Friday, August 07, 2009

Advice to Rupert Murdoch not hidden behind a paywall

(photo by Indio)

“I am pleased that we are reporting adjusted operating income right in line with the guidance we previously provided during the last six months which reflects a decline of approximately 30%.”

This was the optimistic opening statement of News Corporation's CEO in his announcement of the company’s recent drastic decline in fortunes. In the 12 months between 30 June 2008 and 30 June 2009 NewsCorp has gone from being a company making a $5.39 billion profit to one making a $3.38 billion loss. Yet Murdoch could say “I was pleased” because he could correctly predict the scale of the disaster when the company realised they were heading for a train wreck in December.

This small crumb of comfort shows the old dog hasn't lost his newspaper ability to spin a line. Because in truth, there wasn't much pleasing about the report. The global financial crisis has come calling and taken a big slice out of the enterprise. And even despite the recent “guidance”, News Corp's final quarter revenue fell 10.5 percent and the company lost $680m. Market Watch put this reverse down to “impairment, restructuring and other charges”. News’s stagnant social networking site Myspace was turning into a particularly bad impairment dragging $363m off the bottom line.

The asset list threw up one other important fact: In 12 months, $10 billion of assets have disappeared. But whereas current assets such as cash actually increased, the loss was sustained primarily in intangible assets and goodwill. I don’t know how they measured $10 billion of intangibles, but the goodwill will hardly improve after Murdoch’s parallel announcement that News would charge for access to all its major websites by the Northern Summer of 2010. "Quality journalism is not cheap," Murdoch told the fourth quarter earnings conference. "The digital revolution has opened many new and inexpensive distribution channels but it has not made content free,” he said.

Rupert is right about the quality journalism but wrong about the digital revolution. It HAS made content free. Newspapers should have thought about charging before they began putting it out on the Net for free. But they didn’t. People got used to the fact that they can get their news online without having to reach for their wallet. And News Corporation, despite its vast power, cannot change that. Closing this gate now well after the horse has bolted won’t make any difference. Because no other media company will follow suit. All a paywall will mean is that News Corporation will lose further audience share and those nasty loss brackets will be even more common on the balance sheet.

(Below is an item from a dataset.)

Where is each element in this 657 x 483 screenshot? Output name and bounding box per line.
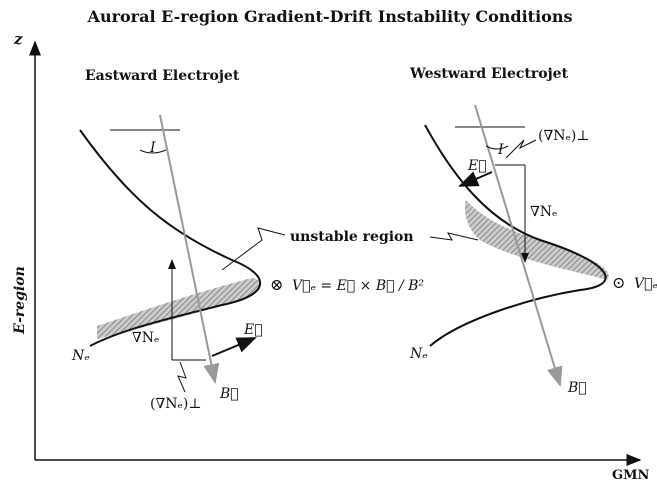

I sympathise with News Corporation’s desire to monetise their online content - I would like to do that myself. I make a tiny income from sponsored links and have a tipjar that is gathering dust over on the sidebar. But putting a paywall round my content won’t work. No-one is going to pay to read me. Nor, I venture, will many people pay to read The Sun, The New York Post, The Times, The Australian or any other of Murdoch's digital offerings. There are simply too many other sources of credible information out there.

Yet I wish them well. With the talented and creative people at their disposal, I trust News Corp can find an imaginative way to fix the problem. But they cannot afford to see the solutions of the past as a guide to how people will behave in the future. As Jeff Jarvis says when you “cut yourself off from links behind pay walls...you cut yourself off from the internet and its real value”. Murdoch himself admits there are “revolutionary changes taking place throughout the media Industry”. He must know that News Corp’s empire will fall to that revolution if they don’t tear down the paywalls and build something new instead.